There’s a post today over at coding horror that proposed a very simple probability problem. After more than 400 comments (and counting) I’m very surprised that so many people have the wrong answer. The question is this:
Let’s say, hypothetically speaking, you met someone who told you they had two children, and one of them is a girl. What are the odds that person has a boy and a girl?
Actually, I’m not sure if by “odds” Jeff meant this, or probability — as is the case in most everyday use. But assuming that he meant probability, then the solution is as follows.
Let A be the event of having a girl.
Let B be the event of having a boy.
Assume that P(A) = P(B) = 0.5
We know that the person has a girl, thus we are trying to find P(B|A) (probability of B given that A has occurred).
Now we note that A and B are independent events, thus P(B|A) = P(B) = 0.5 (conditional probability).
And there you go, the probability of the person having a boy given that person has a girl is 0.5 (or 50%).
Happy New Year’s folks!
April 10th, 2011 at 10:26 pm
Your answer is wrong.

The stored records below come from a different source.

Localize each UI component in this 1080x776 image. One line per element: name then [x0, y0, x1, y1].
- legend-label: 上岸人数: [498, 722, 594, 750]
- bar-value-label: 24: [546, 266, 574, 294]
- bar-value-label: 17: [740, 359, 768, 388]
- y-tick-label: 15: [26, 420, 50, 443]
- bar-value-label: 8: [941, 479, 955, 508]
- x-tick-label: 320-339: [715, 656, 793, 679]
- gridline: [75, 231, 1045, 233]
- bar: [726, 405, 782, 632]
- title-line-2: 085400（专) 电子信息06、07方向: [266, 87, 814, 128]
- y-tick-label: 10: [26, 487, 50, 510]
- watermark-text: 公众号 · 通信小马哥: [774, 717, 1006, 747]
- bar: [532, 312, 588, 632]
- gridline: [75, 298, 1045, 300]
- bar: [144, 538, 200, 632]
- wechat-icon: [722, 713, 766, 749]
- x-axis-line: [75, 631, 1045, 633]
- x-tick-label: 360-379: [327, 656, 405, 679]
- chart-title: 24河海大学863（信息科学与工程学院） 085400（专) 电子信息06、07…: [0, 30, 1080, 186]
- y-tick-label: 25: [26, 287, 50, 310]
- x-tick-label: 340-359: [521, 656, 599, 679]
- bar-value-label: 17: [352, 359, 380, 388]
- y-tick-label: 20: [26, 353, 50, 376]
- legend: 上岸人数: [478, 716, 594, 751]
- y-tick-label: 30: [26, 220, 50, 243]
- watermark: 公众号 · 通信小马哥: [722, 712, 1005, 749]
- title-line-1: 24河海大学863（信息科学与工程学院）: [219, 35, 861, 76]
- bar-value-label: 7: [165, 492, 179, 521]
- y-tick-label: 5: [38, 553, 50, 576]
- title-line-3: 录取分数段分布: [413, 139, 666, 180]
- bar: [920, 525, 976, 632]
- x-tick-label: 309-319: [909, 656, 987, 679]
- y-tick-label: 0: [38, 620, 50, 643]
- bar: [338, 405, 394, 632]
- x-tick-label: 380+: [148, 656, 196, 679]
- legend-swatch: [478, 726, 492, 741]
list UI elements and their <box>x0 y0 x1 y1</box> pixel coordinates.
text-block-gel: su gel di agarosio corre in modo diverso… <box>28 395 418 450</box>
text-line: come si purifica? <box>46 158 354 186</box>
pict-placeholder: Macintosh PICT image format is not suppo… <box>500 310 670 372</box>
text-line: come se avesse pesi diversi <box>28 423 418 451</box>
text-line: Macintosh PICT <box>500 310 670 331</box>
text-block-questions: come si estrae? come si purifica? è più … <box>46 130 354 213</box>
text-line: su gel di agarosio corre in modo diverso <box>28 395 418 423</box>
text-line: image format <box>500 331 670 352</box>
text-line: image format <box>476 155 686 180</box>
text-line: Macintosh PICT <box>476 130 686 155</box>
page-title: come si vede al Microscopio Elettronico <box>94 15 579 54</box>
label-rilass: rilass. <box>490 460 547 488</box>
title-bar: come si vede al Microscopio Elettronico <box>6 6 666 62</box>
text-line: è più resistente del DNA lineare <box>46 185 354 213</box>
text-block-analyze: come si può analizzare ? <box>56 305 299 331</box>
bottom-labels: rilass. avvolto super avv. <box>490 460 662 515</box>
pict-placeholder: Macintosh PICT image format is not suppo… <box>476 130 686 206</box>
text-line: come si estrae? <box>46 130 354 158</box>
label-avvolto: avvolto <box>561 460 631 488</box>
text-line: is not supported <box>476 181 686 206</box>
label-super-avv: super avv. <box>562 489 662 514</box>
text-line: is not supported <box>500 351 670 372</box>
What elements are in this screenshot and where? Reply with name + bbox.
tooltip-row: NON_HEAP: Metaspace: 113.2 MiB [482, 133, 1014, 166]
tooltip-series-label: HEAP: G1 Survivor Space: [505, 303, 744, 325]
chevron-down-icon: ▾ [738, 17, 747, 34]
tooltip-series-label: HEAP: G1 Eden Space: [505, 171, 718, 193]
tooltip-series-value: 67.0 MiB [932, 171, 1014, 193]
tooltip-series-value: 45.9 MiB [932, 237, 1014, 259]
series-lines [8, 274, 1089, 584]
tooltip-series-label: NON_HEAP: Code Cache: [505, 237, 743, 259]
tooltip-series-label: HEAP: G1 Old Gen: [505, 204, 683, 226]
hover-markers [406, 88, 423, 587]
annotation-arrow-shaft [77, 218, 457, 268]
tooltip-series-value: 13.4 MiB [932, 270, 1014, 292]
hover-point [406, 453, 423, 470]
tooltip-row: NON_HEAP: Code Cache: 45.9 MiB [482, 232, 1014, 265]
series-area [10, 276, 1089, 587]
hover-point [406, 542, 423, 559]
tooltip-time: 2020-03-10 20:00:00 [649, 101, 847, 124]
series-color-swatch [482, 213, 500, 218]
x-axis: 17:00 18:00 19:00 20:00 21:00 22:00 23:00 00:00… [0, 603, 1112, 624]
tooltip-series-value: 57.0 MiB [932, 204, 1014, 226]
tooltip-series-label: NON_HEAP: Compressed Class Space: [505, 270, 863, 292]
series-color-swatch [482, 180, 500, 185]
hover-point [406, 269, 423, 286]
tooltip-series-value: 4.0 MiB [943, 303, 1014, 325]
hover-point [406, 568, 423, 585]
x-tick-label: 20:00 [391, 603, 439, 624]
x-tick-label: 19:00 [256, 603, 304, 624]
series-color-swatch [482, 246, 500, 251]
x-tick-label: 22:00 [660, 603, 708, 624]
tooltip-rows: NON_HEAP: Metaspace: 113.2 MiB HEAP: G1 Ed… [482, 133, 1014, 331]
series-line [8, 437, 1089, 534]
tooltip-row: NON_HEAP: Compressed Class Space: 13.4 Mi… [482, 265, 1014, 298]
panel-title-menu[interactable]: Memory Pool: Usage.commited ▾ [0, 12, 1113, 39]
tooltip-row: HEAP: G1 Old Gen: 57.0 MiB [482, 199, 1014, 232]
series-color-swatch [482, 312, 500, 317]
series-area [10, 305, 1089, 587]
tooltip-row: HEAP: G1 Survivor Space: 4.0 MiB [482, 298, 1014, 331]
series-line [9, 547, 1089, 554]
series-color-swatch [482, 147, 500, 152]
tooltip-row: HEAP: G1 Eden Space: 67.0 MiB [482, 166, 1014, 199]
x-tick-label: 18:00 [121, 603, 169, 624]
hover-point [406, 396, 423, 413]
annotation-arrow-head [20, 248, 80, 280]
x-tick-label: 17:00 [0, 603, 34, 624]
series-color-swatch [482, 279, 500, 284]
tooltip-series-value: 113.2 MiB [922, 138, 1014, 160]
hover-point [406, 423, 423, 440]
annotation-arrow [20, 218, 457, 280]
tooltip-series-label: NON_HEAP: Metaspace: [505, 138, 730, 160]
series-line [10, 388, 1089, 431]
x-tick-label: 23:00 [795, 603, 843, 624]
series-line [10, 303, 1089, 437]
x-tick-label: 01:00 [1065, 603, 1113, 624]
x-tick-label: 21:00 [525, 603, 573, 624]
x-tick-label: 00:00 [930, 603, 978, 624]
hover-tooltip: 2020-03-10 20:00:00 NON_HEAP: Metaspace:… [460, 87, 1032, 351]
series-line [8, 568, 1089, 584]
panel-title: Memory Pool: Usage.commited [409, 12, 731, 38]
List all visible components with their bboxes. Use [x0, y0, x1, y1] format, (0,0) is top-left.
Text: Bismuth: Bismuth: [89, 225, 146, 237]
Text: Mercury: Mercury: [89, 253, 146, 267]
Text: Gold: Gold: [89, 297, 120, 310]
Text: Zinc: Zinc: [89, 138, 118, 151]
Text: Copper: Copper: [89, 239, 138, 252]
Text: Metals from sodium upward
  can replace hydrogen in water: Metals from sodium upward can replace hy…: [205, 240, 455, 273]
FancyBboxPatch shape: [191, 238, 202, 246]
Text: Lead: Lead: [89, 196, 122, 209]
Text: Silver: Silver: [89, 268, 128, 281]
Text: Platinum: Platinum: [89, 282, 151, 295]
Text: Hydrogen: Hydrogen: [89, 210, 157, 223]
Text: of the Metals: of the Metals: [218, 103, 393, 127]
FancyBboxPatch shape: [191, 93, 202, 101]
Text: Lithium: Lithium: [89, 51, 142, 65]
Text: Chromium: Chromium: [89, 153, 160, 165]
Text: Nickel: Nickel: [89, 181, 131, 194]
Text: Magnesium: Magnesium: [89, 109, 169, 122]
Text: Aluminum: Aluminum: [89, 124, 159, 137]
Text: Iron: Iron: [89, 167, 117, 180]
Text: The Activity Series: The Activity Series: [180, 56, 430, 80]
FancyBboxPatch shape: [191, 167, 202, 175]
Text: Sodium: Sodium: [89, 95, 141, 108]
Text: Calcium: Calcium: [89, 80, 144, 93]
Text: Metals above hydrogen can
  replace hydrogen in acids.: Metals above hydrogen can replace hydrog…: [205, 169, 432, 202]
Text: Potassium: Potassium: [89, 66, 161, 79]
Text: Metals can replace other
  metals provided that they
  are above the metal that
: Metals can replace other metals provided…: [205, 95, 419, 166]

You are calculating the probability that another child will be a boy, which is of course 0.50, but that is not what was asked. The person you met had two children. There are four possbilities for this: 1st boy 2nd boy; 1st boy 2nd girl; 1st girl 2nd boy; and 1st girl 2nd girl. You see that, if a person has two children, the chance is 0.75 that at least one is a boy. (You can also figure this out by calculating the odds of two girls, 0.5 x 0.5 = 0.25, the only situation in which there is no boy.) Now, since you have been told that one child is a girl, the boy-boy possibility is eliminated, and you are left with three: boy-girl, girl-boy, girl-girl. This means that the odds that the person has a boy and a girl is 0.67, not 0.50. This is assuming, of course, that the person has told you the truth.